In deze zaak heeft het Gerechtshof Amsterdam op 4 januari 2022 uitspraak gedaan in hoger beroep over een verzoek tot het vaststellen van een omgangsregeling tussen een vader en zijn minderjarige zoon. De vader, die in hoger beroep is gekomen, heeft verzocht om een omgangsregeling vast te stellen, nadat de rechtbank in eerste aanleg zijn verzoek had afgewezen en hem het recht op omgang met zijn zoon had ontzegd. De moeder, die op een geheim adres woont, heeft verweer gevoerd tegen het verzoek van de vader, waarbij zij aanvoert dat er sprake is van huiselijk geweld en eerwraak, wat de veiligheid van haar en de minderjarige in gevaar zou brengen.

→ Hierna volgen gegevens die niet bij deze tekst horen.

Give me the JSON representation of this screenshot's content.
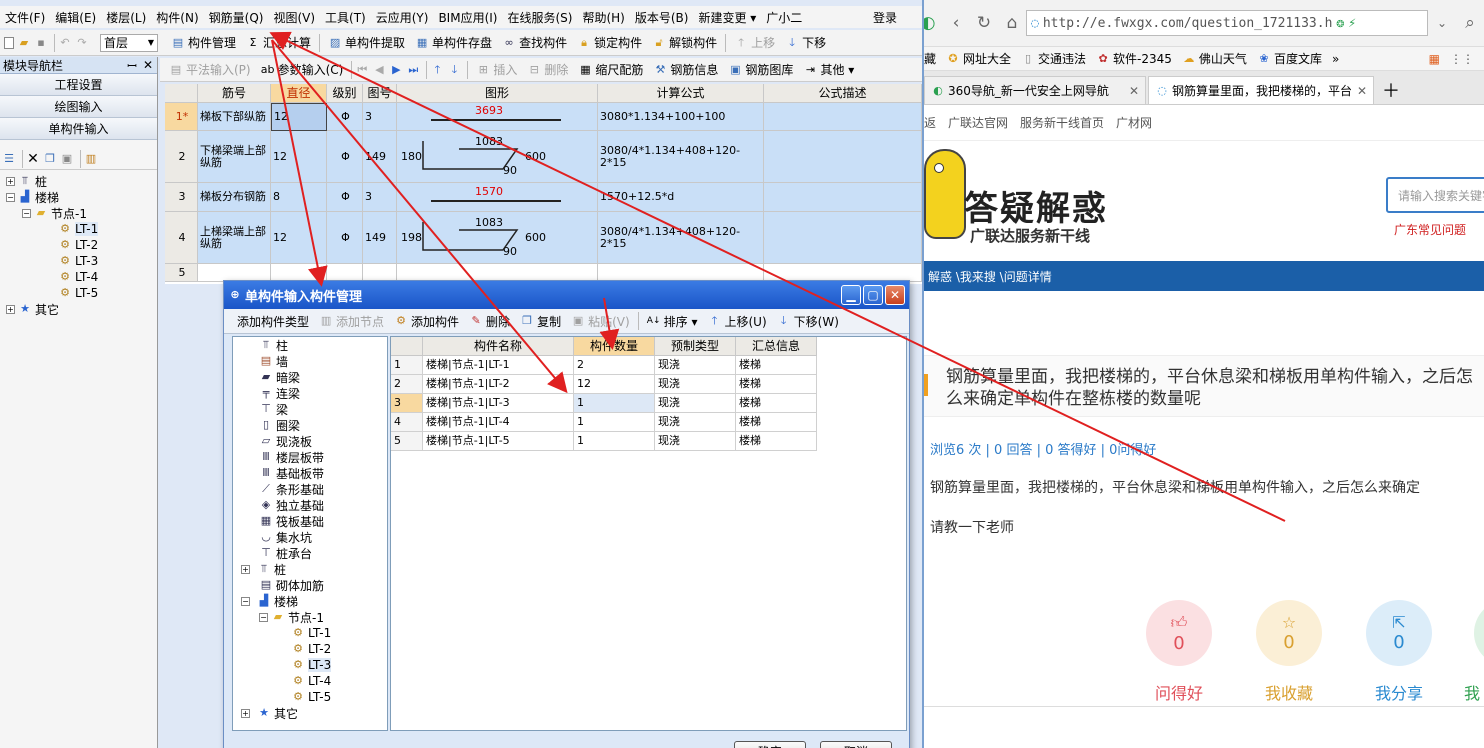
{
  "app": {
    "menu": [
      "文件(F)",
      "编辑(E)",
      "楼层(L)",
      "构件(N)",
      "钢筋量(Q)",
      "视图(V)",
      "工具(T)",
      "云应用(Y)",
      "BIM应用(I)",
      "在线服务(S)",
      "帮助(H)",
      "版本号(B)",
      "新建变更 ▾",
      "广小二"
    ],
    "login": "登录",
    "floor": "首层",
    "toolbar1": [
      "构件管理",
      "汇总计算",
      "单构件提取",
      "单构件存盘",
      "查找构件",
      "锁定构件",
      "解锁构件",
      "上移",
      "下移"
    ],
    "toolbar2": [
      "平法输入(P)",
      "参数输入(C)",
      "插入",
      "删除",
      "缩尺配筋",
      "钢筋信息",
      "钢筋图库",
      "其他 ▾"
    ],
    "nav": {
      "title": "模块导航栏",
      "pin": "ꟷ",
      "close": "✕",
      "buttons": [
        "工程设置",
        "绘图输入",
        "单构件输入"
      ],
      "tree": [
        "桩",
        "楼梯",
        "节点-1",
        "LT-1",
        "LT-2",
        "LT-3",
        "LT-4",
        "LT-5",
        "其它"
      ]
    },
    "grid": {
      "headers": [
        "筋号",
        "直径(mm)",
        "级别",
        "图号",
        "图形",
        "计算公式",
        "公式描述"
      ],
      "rows": [
        {
          "no": "1*",
          "name": "梯板下部纵筋",
          "dia": "12",
          "grade": "Φ",
          "fig": "3",
          "shape": "3693",
          "formula": "3080*1.134+100+100"
        },
        {
          "no": "2",
          "name": "下梯梁端上部纵筋",
          "dia": "12",
          "grade": "Φ",
          "fig": "149",
          "shape_top": "1083",
          "shape_left": "180",
          "shape_right": "600",
          "shape_bottom": "90",
          "formula": "3080/4*1.134+408+120-2*15"
        },
        {
          "no": "3",
          "name": "梯板分布钢筋",
          "dia": "8",
          "grade": "Φ",
          "fig": "3",
          "shape": "1570",
          "formula": "1570+12.5*d"
        },
        {
          "no": "4",
          "name": "上梯梁端上部纵筋",
          "dia": "12",
          "grade": "Φ",
          "fig": "149",
          "shape_top": "1083",
          "shape_left": "198",
          "shape_right": "600",
          "shape_bottom": "90",
          "formula": "3080/4*1.134+408+120-2*15"
        },
        {
          "no": "5",
          "name": "",
          "dia": "",
          "grade": "",
          "fig": "",
          "shape": "",
          "formula": ""
        }
      ]
    }
  },
  "dialog": {
    "title": "单构件输入构件管理",
    "toolbar": [
      "添加构件类型",
      "添加节点",
      "添加构件",
      "删除",
      "复制",
      "粘贴(V)",
      "排序 ▾",
      "上移(U)",
      "下移(W)"
    ],
    "tree": [
      "柱",
      "墙",
      "暗梁",
      "连梁",
      "梁",
      "圈梁",
      "现浇板",
      "楼层板带",
      "基础板带",
      "条形基础",
      "独立基础",
      "筏板基础",
      "集水坑",
      "桩承台",
      "桩",
      "砌体加筋",
      "楼梯",
      "节点-1",
      "LT-1",
      "LT-2",
      "LT-3",
      "LT-4",
      "LT-5",
      "其它"
    ],
    "headers": [
      "构件名称",
      "构件数量",
      "预制类型",
      "汇总信息"
    ],
    "rows": [
      {
        "no": "1",
        "name": "楼梯|节点-1|LT-1",
        "qty": "2",
        "type": "现浇",
        "sum": "楼梯"
      },
      {
        "no": "2",
        "name": "楼梯|节点-1|LT-2",
        "qty": "12",
        "type": "现浇",
        "sum": "楼梯"
      },
      {
        "no": "3",
        "name": "楼梯|节点-1|LT-3",
        "qty": "1",
        "type": "现浇",
        "sum": "楼梯"
      },
      {
        "no": "4",
        "name": "楼梯|节点-1|LT-4",
        "qty": "1",
        "type": "现浇",
        "sum": "楼梯"
      },
      {
        "no": "5",
        "name": "楼梯|节点-1|LT-5",
        "qty": "1",
        "type": "现浇",
        "sum": "楼梯"
      }
    ],
    "ok": "确定",
    "cancel": "取消"
  },
  "browser": {
    "url": "http://e.fwxgx.com/question_1721133.h",
    "bookmarks": [
      "藏",
      "网址大全",
      "交通违法",
      "软件-2345",
      "佛山天气",
      "百度文库",
      "»"
    ],
    "tabs": [
      "360导航_新一代安全上网导航",
      "钢筋算量里面，我把楼梯的，平台"
    ],
    "site_nav": [
      "返",
      "广联达官网",
      "服务新干线首页",
      "广材网"
    ],
    "logo_title": "答疑解惑",
    "logo_sub": "广联达服务新干线",
    "search_placeholder": "请输入搜索关键字",
    "region_link": "广东常见问题",
    "breadcrumb": "解惑 \\我来搜 \\问题详情",
    "question_title": "钢筋算量里面，我把楼梯的，平台休息梁和梯板用单构件输入，之后怎么来确定单构件在整栋楼的数量呢",
    "stats": "浏览6 次 | 0 回答 | 0 答得好 | 0问得好",
    "question_body": "钢筋算量里面，我把楼梯的，平台休息梁和梯板用单构件输入，之后怎么来确定",
    "question_body2": "请教一下老师",
    "actions": [
      {
        "label": "问得好",
        "count": "0",
        "color": "#e0505a",
        "bg": "#fbe0e2"
      },
      {
        "label": "我收藏",
        "count": "0",
        "color": "#d9a030",
        "bg": "#fbefd6"
      },
      {
        "label": "我分享",
        "count": "0",
        "color": "#2a8ad0",
        "bg": "#dcedf9"
      },
      {
        "label": "我",
        "count": "",
        "color": "#30a050",
        "bg": "#dff2e4"
      }
    ]
  }
}
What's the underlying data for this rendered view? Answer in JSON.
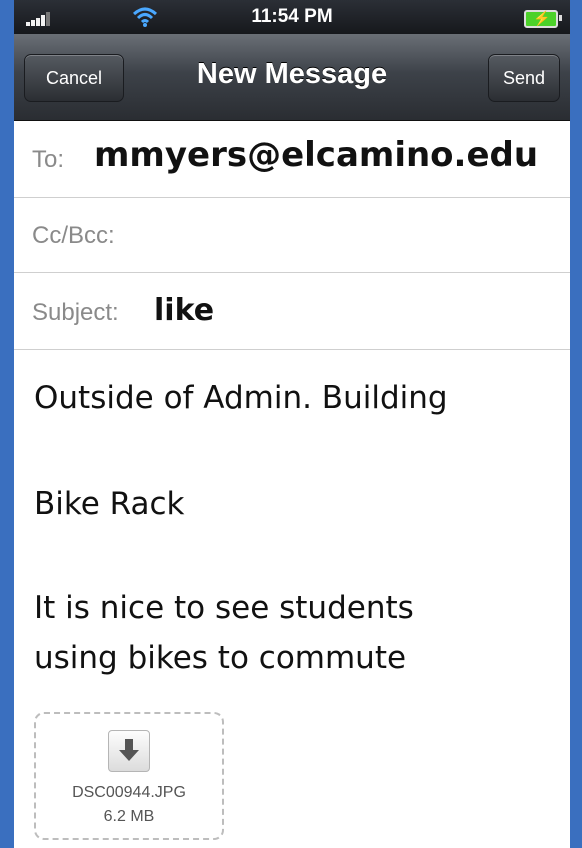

Het hof heeft vastgesteld dat er sinds de beschikking van 10 december 2018 geen omgang heeft plaatsgevonden tussen de vader en de minderjarige. Het hof heeft de Raad voor de Kinderbescherming verzocht om onderzoek te doen naar de (on)veiligheid van de situatie en de mogelijkheden voor contact en omgang tussen de vader en de minderjarige. Het hof heeft de behandeling van de zaak pro forma aangehouden tot 24 april 2022, in afwachting van de resultaten van het raadsonderzoek. De beslissing van het hof benadrukt het belang van de veiligheid van de minderjarige en de noodzaak van deskundig advies over de omgangsregeling.

Uitspraak

GERECHTSHOF AMSTERDAM

Afdeling civiel recht en belastingrecht
Team III (familie- en jeugdrecht)
Zaaknummer: 200.296.331/01
Zaaknummer rechtbank: C/15/279466 / FA RK 18-5441
Beschikking van de meervoudige kamer van 4 januari 2022 inzake
[de man] ,
in de gemeentelijke basisadministratie geregistreerd zonder bekende woon- of verblijfplaats binnen en buiten Nederland, verblijvende te [plaats A] ,
verzoeker in hoger beroep,
verder te noemen: de man,
advocaat: mr. M. van der Weide te Alkmaar,
en
[de vrouw] ,
wonende op een geheim adres,
verweerster in hoger beroep,
verder te noemen: de vrouw,
advocaat: mr. P. de Haan te Almere.
Als belanghebbende is aangemerkt:
- de minderjarige [minderjarige] (hierna te noemen: [minderjarige] ).
Als informant is aangemerkt:
- de gecertificeerde instelling het Leger des Heils Jeugdbescherming en Reclassering te Alkmaar (hierna ook te noemen: de GI).
In zijn adviserende taak is in de procedure gekend:
de Raad voor de Kinderbescherming,
gevestigd te Den Haag, locatie [plaats B] ,
hierna te noemen: de raad.

1.Het verloop van het geding in eerste aanleg

Het hof verwijst voor het verloop van het geding in eerste aanleg naar de beschikking van de rechtbank Noord-Holland, locatie Haarlem (hierna: de rechtbank), van 24 maart 2021, uitgesproken onder voormeld zaaknummer.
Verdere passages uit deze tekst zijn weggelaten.